Separately, there were reports that Estonia, which was embroiled in an electronic battle with Russia in May of last year, was sending technical assistance to the Georgian government.
The attacks were continuing on Monday against Georgian news sites, according to Jose Nazario, a security researcher at Arbor Networks, based in Lexington, Mass.
“I’m watching attacks against apsny.ge and news.ge right now,” he said. The attacks are structured as massive requests for data from Georgian computers and appear to be controlled from a server based at a telecommunications firm, he said…
Meanwhile Google has been stung into denying that it had erased maps of Georgia.

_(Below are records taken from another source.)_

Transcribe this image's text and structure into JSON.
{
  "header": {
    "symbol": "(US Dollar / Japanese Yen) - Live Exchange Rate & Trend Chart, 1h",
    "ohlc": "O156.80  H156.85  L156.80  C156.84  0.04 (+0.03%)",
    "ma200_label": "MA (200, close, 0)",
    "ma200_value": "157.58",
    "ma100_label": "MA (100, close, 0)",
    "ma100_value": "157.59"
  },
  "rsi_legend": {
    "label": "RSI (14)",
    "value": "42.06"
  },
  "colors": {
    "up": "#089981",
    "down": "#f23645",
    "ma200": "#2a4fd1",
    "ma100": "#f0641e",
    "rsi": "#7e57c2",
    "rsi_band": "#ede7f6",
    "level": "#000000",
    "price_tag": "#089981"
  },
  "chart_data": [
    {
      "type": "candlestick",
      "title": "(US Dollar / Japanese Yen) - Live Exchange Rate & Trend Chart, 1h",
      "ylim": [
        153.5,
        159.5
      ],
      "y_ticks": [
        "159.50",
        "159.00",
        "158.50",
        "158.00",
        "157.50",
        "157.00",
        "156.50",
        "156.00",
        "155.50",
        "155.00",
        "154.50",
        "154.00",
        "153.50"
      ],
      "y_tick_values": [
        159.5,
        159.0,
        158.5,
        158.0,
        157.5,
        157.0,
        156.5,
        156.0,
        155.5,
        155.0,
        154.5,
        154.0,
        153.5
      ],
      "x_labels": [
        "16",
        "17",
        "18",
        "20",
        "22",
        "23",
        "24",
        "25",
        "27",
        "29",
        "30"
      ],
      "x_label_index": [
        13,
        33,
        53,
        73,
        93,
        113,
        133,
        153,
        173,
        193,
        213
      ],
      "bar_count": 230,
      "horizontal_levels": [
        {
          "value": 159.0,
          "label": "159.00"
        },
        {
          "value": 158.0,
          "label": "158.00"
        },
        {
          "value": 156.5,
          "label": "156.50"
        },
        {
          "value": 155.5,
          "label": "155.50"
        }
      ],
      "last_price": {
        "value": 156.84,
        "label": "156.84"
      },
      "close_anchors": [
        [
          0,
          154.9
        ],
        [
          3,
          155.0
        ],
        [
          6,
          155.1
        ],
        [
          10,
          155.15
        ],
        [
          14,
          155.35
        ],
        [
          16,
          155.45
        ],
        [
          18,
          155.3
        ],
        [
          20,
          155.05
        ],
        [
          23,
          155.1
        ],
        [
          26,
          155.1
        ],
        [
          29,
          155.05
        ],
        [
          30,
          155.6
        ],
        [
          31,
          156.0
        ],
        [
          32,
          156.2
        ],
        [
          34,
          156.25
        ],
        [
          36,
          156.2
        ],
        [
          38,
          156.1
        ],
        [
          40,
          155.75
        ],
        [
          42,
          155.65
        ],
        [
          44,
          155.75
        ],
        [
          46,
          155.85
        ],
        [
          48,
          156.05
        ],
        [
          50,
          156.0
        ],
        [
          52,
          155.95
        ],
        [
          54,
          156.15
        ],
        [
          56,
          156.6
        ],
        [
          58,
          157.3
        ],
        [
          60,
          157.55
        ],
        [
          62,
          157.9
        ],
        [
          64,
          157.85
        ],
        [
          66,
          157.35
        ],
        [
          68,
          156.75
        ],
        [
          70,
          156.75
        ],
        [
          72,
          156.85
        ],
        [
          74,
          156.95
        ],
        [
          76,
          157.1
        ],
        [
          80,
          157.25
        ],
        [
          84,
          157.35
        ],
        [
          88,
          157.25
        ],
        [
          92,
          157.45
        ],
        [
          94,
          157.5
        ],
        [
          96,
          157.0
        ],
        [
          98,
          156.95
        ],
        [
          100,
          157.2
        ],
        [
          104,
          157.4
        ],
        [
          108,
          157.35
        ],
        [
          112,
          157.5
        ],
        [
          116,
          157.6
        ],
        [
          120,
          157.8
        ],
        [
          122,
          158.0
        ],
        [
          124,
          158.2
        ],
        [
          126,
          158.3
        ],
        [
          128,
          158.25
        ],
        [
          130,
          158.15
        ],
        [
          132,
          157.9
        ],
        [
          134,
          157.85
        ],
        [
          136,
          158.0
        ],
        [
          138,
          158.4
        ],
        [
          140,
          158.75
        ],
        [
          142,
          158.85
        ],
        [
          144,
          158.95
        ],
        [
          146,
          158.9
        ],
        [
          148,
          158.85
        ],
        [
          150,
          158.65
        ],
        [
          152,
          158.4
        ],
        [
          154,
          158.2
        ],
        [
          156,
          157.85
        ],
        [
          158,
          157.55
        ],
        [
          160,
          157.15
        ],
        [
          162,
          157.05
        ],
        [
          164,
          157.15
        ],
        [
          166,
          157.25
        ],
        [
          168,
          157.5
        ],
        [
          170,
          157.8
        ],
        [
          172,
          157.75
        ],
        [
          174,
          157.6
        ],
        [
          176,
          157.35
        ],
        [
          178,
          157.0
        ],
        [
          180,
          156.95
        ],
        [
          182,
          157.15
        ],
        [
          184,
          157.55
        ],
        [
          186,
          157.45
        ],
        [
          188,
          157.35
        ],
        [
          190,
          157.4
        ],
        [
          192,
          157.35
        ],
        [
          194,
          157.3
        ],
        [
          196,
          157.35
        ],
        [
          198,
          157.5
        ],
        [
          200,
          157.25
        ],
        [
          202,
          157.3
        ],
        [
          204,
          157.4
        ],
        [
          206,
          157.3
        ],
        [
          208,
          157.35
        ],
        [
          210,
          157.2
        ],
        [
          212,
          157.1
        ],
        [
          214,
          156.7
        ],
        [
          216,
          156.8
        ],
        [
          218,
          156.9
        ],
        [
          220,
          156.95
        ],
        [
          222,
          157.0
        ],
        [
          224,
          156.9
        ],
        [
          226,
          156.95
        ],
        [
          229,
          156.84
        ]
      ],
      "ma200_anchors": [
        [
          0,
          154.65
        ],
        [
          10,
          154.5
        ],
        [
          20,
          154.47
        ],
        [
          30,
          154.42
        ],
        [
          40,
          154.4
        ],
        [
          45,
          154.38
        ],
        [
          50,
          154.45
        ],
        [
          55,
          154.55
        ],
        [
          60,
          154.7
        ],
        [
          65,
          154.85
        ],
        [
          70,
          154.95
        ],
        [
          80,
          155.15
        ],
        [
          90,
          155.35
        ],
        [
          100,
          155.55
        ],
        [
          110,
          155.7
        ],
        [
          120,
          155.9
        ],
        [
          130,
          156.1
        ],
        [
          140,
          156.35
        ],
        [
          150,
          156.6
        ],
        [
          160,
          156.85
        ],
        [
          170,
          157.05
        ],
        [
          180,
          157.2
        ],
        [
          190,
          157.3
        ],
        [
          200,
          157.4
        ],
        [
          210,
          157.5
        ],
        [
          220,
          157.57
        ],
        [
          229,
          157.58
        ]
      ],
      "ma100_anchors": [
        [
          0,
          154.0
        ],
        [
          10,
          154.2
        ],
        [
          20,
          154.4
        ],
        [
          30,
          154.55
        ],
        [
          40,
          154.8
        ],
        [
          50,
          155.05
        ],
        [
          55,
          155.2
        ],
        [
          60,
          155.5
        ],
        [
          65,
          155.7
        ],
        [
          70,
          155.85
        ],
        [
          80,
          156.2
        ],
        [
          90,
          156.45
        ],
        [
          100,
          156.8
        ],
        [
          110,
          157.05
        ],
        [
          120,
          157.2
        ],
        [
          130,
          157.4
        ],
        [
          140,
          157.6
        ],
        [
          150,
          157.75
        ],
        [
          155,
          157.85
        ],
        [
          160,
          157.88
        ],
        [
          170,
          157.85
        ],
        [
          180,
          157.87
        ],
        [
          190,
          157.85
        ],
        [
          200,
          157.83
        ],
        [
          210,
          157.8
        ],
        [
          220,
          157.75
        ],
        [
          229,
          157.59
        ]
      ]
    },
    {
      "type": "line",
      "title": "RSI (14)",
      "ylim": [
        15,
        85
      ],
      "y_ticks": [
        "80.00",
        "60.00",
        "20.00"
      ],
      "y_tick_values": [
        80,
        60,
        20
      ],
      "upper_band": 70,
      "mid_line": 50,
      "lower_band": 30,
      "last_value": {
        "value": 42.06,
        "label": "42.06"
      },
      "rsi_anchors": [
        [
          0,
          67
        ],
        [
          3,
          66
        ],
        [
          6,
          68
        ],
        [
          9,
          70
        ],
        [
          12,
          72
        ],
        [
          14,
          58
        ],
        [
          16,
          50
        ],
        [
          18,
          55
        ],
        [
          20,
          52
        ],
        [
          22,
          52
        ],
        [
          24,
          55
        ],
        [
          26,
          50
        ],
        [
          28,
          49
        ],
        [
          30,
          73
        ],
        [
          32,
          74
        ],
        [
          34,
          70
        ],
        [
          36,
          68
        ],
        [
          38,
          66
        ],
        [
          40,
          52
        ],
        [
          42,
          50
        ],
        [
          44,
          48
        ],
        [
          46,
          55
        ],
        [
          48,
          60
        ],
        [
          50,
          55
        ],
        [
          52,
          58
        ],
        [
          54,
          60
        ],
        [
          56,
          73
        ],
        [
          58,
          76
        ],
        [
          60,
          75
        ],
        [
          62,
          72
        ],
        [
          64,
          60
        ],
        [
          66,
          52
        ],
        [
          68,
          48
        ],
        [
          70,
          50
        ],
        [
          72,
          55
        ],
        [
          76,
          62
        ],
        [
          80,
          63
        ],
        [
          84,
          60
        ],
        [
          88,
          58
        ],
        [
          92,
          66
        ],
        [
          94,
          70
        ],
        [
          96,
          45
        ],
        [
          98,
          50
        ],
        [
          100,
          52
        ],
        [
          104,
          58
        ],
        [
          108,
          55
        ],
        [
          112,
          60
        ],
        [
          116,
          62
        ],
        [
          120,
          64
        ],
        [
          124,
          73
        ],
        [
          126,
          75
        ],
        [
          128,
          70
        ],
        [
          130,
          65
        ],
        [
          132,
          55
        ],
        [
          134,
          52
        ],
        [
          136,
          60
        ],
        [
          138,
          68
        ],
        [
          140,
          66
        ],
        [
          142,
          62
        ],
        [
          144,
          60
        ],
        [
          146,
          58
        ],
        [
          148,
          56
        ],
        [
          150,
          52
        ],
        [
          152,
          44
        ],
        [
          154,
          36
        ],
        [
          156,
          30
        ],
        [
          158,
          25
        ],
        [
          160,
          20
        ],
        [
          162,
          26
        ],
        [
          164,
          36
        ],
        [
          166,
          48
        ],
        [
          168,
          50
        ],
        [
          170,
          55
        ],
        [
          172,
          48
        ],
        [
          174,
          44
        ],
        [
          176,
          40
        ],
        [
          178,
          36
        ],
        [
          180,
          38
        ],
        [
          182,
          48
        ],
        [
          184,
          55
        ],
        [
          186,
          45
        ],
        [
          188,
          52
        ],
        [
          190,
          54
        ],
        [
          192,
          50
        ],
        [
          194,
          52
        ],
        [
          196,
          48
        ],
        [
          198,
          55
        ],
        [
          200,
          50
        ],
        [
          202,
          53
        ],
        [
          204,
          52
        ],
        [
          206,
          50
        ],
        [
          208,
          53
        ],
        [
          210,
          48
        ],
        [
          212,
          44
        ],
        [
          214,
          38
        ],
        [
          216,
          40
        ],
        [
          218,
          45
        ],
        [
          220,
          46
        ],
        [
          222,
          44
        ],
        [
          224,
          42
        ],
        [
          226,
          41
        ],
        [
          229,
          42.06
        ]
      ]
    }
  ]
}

It never had them in the first place, it claimed.
Later: ArsTechnica has a thoughtful post saying that the evidence that the Russian military were behind the attacks is not convincing.
According to Gadi Evron, former Chief information security officer (CISO) for the Israeli government’s ISP, there’s compelling historical evidence to suggest that the Russian military is not involved. He confirms that Georgian websites are under botnet attack, and that yes, these attacks are affecting that country’s infrastructure, but then notes that every politically tense moment over the past ten years has been followed by a spate of online attacks. It was only after Estonia made its well-publicized (and ultimately inaccurate) accusations against Russia that such attacks began to be referred to as cyberwarfare instead of politically motivated hackers. Evron writes:
“Running security for the Israeli government Internet operation and later the Israeli government CERT such attacks were routine…While Georgia is obviously under a DDoS attacks and it is political in nature, it doesn’t so far seem different than any other online after-math by fans. Political tensions are always followed by online attacks by sympathizers. Could this somehow be indirect Russian action? Yes, but considering Russia is past playing nice and uses real bombs, they could have attacked more strategic targets or eliminated the infrastructure kinetically.”
Arbor Networks’ Jose Nazario offers additional proof of Evron’s statements, writing: “While some are speculating about cyber-warfare and state sponsorship, we have no data to indicate anything of the sort at this time. We are seeing some botnets, some well known and some not so well known, take aim at Georgia websites…These attacks were mostly TCP SYN floods with one TCP RST flood in the mix. No ICMP or UDP floods detected here. These attacks were all globally sourced, suggesting a botnet (or multiple botnets) were behind them.”